‘My Dinner with André’ gives you a few things to chew on

By Don Aucoin | March 20th, 2025, 2:41 AM

stage review

MY DINNER WITH ANDRE

Based on the film by Wallace Shawn and André Gregory. Adaptation by Jonathan Fielding and Robert Kropf. Directed by Fielding and Kropf. Presented by Harbor Stage Company. Plaza Black Box Theatre, Boston Center for the Arts. Through March 30. Tickets $25 to $40. 617-933-8600, harborstage.org

It’s been 13 years since Harbor Stage Company was founded by a group of actors, writers, and directors in Wellfleet who were partners offstage as well as on.

Like a lot of creative and dedicated folks working in small companies, their mission has been driven by a belief that theater is an institution that cries out for rejuvenation, or an unfinished project — either way, an industry in need of risk-takers.

So it’s entirely in keeping with the troupe’s ethos that they would try to wrestle the film “My Dinner with André’’ — an art-house hit when it was released in 1981 — into stage-worthy shape.

Was it worth the effort? Perhaps. Your mileage may vary.

Directed by Louis Malle, “My Dinner with André’’ was written by and starred playwright-actor Wallace Shawn and experimental theater director André Gregory, playing lightly fictionalized versions of themselves. Two guys talking onscreen for nearly two hours: That was it.

The Harbor Stage production, billed as the first theatrical adaptation of the film, is the handiwork of Jonathan Fielding and Robert Kropf, who star as Shawn and Gregory, respectively, and who also co-direct the piece. (When Harbor Stage brought its gripping production of “Northside Hollow’’ to Boston last year, written by Fielding and playwright-actress Brenda Withers, Kropf played a miner trapped at the bottom of a mine shaft after an explosion.)

The first half of the movie-turned-play version of “My Dinner with Andre’’ is static, but it grows sharper and more absorbing in its second half. Questions about careers and purpose and existence are posed that have no easy answers. Crucially, Wally, as he is called, starts to challenge André a bit, so certain scenes have the flavor of a dialectic rather than a one-sided performer-audience dynamic.

When we first meet Wally, he’s on his way to meet André for dinner at a swanky Manhattan restaurant. He’s not looking forward to it at all. He’s heard tales of André dropping out of the New York theater scene and leaving his wife and children for extended periods of travel abroad to — no way to avoid these next two words — find himself.

Wally, meanwhile, is stalled professionally, unable to get his plays produced or land acting jobs. He’s in financial straits so dire that his girlfriend has had to take a job waitressing three nights a week. “After all,’’ he explains, “somebody had to bring in a little money.’’ It does not seem to have occurred to him that perhaps he could, you know, get a job.

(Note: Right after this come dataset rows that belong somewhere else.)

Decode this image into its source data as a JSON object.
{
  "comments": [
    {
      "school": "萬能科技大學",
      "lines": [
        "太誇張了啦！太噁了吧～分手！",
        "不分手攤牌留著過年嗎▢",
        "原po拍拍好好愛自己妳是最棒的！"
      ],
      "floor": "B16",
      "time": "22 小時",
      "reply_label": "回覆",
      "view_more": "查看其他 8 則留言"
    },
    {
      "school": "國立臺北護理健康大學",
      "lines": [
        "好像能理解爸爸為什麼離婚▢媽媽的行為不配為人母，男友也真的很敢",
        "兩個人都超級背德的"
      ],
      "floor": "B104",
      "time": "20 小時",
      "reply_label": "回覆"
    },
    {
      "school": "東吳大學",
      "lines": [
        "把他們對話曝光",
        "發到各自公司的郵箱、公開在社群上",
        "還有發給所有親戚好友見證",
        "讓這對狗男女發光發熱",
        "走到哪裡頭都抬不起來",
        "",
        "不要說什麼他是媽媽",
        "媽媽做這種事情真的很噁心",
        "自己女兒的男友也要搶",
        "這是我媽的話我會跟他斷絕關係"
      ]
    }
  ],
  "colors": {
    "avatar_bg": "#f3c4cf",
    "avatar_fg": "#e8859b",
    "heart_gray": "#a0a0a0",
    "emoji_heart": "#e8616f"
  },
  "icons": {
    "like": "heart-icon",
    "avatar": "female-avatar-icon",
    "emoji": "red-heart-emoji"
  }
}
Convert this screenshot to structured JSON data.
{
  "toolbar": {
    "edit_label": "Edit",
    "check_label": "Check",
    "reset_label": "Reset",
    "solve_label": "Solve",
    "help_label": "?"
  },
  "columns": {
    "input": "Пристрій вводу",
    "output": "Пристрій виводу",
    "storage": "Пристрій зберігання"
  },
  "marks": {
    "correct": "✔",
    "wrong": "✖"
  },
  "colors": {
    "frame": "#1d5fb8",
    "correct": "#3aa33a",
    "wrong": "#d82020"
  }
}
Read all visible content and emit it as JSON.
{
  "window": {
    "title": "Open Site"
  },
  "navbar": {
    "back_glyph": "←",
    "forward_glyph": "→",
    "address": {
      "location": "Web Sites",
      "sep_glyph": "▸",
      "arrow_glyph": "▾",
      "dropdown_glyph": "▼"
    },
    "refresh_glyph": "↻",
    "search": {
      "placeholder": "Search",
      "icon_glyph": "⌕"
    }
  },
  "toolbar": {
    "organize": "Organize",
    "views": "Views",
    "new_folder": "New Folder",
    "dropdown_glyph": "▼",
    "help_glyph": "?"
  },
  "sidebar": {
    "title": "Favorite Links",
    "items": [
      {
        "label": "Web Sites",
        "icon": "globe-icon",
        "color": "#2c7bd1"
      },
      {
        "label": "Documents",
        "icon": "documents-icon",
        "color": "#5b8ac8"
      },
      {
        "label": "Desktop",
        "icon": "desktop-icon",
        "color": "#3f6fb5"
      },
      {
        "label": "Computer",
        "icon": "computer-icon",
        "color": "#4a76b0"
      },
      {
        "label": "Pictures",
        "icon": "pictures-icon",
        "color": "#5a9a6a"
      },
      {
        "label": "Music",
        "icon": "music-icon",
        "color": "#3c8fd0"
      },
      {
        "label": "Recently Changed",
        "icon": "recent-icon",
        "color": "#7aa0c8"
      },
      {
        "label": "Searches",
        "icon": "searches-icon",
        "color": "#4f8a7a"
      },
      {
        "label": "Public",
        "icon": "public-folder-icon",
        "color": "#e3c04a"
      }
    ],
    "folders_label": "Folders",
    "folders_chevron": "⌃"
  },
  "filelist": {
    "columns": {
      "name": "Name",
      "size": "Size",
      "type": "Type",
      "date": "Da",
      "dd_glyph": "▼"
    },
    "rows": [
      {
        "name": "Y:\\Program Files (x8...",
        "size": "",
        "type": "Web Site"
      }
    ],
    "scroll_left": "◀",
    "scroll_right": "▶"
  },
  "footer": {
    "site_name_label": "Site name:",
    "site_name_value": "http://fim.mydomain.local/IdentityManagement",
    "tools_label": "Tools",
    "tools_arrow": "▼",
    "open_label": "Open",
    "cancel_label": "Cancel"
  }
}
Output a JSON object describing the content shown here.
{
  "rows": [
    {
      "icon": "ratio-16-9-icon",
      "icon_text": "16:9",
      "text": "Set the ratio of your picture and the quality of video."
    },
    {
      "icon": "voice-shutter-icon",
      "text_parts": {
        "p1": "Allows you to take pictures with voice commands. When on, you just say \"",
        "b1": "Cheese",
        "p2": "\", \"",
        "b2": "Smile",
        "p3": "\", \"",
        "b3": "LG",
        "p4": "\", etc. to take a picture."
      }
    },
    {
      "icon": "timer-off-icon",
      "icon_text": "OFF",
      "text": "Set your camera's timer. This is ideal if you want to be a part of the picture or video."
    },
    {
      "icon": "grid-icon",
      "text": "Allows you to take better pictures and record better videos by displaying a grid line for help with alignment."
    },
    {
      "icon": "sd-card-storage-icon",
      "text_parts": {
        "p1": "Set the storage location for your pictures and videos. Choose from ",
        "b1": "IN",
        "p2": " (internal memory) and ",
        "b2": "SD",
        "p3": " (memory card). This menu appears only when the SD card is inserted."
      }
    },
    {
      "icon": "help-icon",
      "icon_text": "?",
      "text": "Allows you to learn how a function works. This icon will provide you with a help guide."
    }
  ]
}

André seems under no such pressure. In monologues punctuated by bursts of metaphysical maundering, he describes his adventures in Tibet, on the dunes of the Sahara, and in the forests of Poland, dwelling at length on his encounters with Jerzy Grotowski, the legendary Polish director and theater theorist. Wally is more captivated by André’s tales than you are likely to be.

There are amusing elements to “My Dinner with André’’ but the play, like the movie, doesn’t commit to a satirical point of view. Are we meant to view Wally and André, with their massive combination of self-absorption and self-indulgence, as fundamentally absurd? Or are we to identify with them as embodiments of the eternal human struggle to live lives of meaning? When André casually says that he and his companions borrowed “Dick Avedon’s property out at Montauk,’’ are we meant to roll our eyes at his unacknowledged privilege?

Fielding deftly captures Shawn’s awkwardness, manifested in his conversational rhythms, often a beat behind, or in his clumsily phrased queries to André.

Kropf’s performance as André is just superb, a precisely calibrated lesson in the power of subtlety and nuance even — or especially — when inhabiting a character with an outsize personality. There are traces of Gregory’s diction in his delivery, but Kropf creates a voice of his own, in every sense.

The folks at Harbor Stage seem to be in a prandial state of mind these days. “Dindin,’’ a taut psychological drama written by the aforementioned Withers, unfolds at a dinner party with two couples that goes seriously awry. The movie is currently streaming on Amazon Prime Video and on Apple TV+, and stars four of the founders of Harbor Stage: Withers, Kropf, Fielding, and Stacy Fischer.